Alexandria’s Legacy

From the luscious shores and reeds of the Mesopotamian to the dense salt of the Atlantic Ocean, Egypt has been widely renowned for their vast inventions and educational prowess, especially the Library of Alexandria. 

The Library of Alexandria was regarded as one of the most influential educational institutions in all of Mesopotamia, and even the world.

The library was built in Alexandria, Egypt during the reign of King Ptolemy I Soter (323 BCE – 285 BCE). Demetrius of Phaleron, a fallen politician from Athens, was the main visionary of the project. 

The idea of such a national library came about with the teachings of Plato and Herodotus. With the voyages of Alexander the Great, the spread of knowledge and global education came into realization as science circulated. 

This circulation, with a little prodding from Ptolemy, allowed Demetrius to start his work on the Library of Alexandria. It is even said that Demetrius wanted “his library with the writings of all men as far as they were worth serious attention,” Irenaeus said. 

The library was a glorious success, holding up to 400,000 scrolls (nearly 100,000 books). The teachings of many poets and scientists could be viewed clearly and accessed easily by the masses.

This collection even included works by Aeschylus, Sophacles and Euripides, found by Ptolemy III, as noted by Galen and Hippocrates.
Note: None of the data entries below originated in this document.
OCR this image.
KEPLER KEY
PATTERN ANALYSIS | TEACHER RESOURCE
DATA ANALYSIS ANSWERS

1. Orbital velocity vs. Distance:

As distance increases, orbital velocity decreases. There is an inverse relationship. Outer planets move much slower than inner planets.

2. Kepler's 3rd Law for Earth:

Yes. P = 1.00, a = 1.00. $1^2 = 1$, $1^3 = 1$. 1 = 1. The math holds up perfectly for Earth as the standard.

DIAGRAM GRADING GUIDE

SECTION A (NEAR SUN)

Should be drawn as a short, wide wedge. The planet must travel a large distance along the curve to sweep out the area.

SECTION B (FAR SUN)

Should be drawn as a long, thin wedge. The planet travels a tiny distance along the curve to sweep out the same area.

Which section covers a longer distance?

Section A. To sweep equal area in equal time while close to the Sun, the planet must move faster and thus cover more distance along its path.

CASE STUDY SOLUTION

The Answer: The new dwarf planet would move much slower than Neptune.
However, the library was short-lived, being destroyed by Caesar on his conquest for Pompey in 48 BCE. While it was not his intention, Caesar destroyed a very influential piece of history from the ancient world.

This library could have held secrets that anthropologists and philosophers for decades have tried to unearth. 

It is as Plato said: “A library of wisdom is more precious than all wealth, and all things that are desirable cannot be compared to it.”